Low and behold, blondie scientist girl has shed the glasses, untied her pony tail and his making out with guy’s ear. One final shot of the product and fade to black. I’m thinking, if it hadn’t been “fade to black”, it would have been “wacka-chicka wacka-chicka..bnow, bnow, bnow..” and the scientist girl sheds the lab coat and hops up on the table. Maybe I’m just over-sexed. Maybe I’ve seen too many bad pornos. Whatever the reason, I’m sure that the makers of male hair removal systems could have tried harder. Take my idea for example.
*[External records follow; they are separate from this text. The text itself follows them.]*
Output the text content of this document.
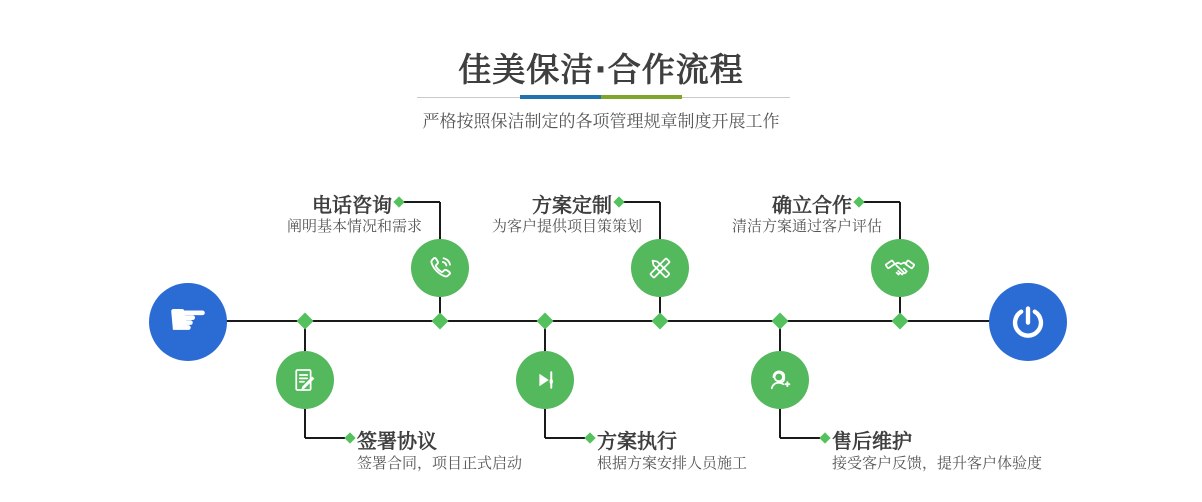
佳美保洁·合作流程

严格按照保洁制定的各项管理规章制度开展工作

电话咨询
阐明基本情况和需求
方案定制
为客户提供项目策策划
确立合作
清洁方案通过客户评估
签署协议
签署合同，项目正式启动
方案执行
根据方案安排人员施工
售后维护
接受客户反馈，提升客户体验度
☛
Fade in to a sunshine buttered bedroom. Woman is asleep in bed. She opens her eyes and rolls over to wake her husband. But, much to her surprise, in place of the man she recognizes as her mate, there is, instead, an apparent cave man. She screams, leaps off the bed, still holding the sheets to cover her unrated bits, and whips a can of mace from it’s place in the nightstand. The cave man dives for the bathroom entryway. Door slams behind him. Cave man’s reflection, bleary-eyed, appears in the mirror. We cut to spiffy computer generated diagrams of how our innovative new product (it’s a razor, in case you didn’t catch that) has cool titanium mesh that can sever hairs growing in any direction, blah, blah, blah. An impossibly well manicured man’s hand deposits the product in it’s battery-powered cleaning station. Cut back to the bedroom, focus on closed bathroom door. The door opens slowly and out steps a stunning, well groomed (and quite possibly gay) metrosexual with a big, white smile. Add, for effect, a gush of steam billowing out of the doorway behind him. His smile evaporates as we see S.W.A.T. officers inching toward him with heinous rifle barrels pointed his way. End of commercial. See, that leaves us open for a whole series of these things.

That’s my input on the razor thing. Now on to laundry.
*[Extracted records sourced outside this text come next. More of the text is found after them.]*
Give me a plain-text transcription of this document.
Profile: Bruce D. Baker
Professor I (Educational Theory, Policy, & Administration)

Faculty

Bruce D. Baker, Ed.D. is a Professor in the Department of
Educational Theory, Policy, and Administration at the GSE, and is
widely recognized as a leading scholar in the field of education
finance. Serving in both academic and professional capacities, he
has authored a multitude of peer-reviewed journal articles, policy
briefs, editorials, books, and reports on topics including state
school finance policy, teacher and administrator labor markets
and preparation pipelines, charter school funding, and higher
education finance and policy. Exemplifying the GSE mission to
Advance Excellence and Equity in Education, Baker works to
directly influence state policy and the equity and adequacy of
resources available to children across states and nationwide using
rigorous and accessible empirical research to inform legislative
Briefly after Vince Vaughn’s (drool, drool) interview with Jay, another commercial break. This next offensive, five minute piece of crap is for Woolite. A woman is sitting on a white couch with white pillows and white curtains behind her. She’s telling my fellow viewers and I about how much it irks her when she puts a brand new blouse in the wash and it comes out all stretchy and not fitting like it did in the store. My gripe here is not with the product itself, it’s with this woman’s fashion sense. First of all, when I actually decide to purchase clothing, quality is an issue. When you buy something made from chinsey fabric, you’re going to have disintegration of form integrity right away. Also, if the label says “dry clean only” Woolite is not going to cut it. Finally, just because the sign says “4 for a dollar”, doesn’t mean you’re getting a good deal. The thing that really gets me going though, is that this fashion victim is wearing a lavender…..(shudder)…..HALF SWEATER thingie!!!!! Remember my post about that absurd shit?! It’s enough to make me want to reach through the screen and give her an enthusiastic slap on the face. I’m not going to take advice from this woman, and you sure as Hell shouldn’t either!

‘Nuff said. (and all I really wanted to see was a clip from the new Omen movie)

2 comments:

shenry said...

You should seriously pitch your razor add. That idea is golden.

And boo to the Miami Heat. I was rooting for the Pistions.

Neko Noir said...

If you have a connect, I've got a pitch. Let's get this going.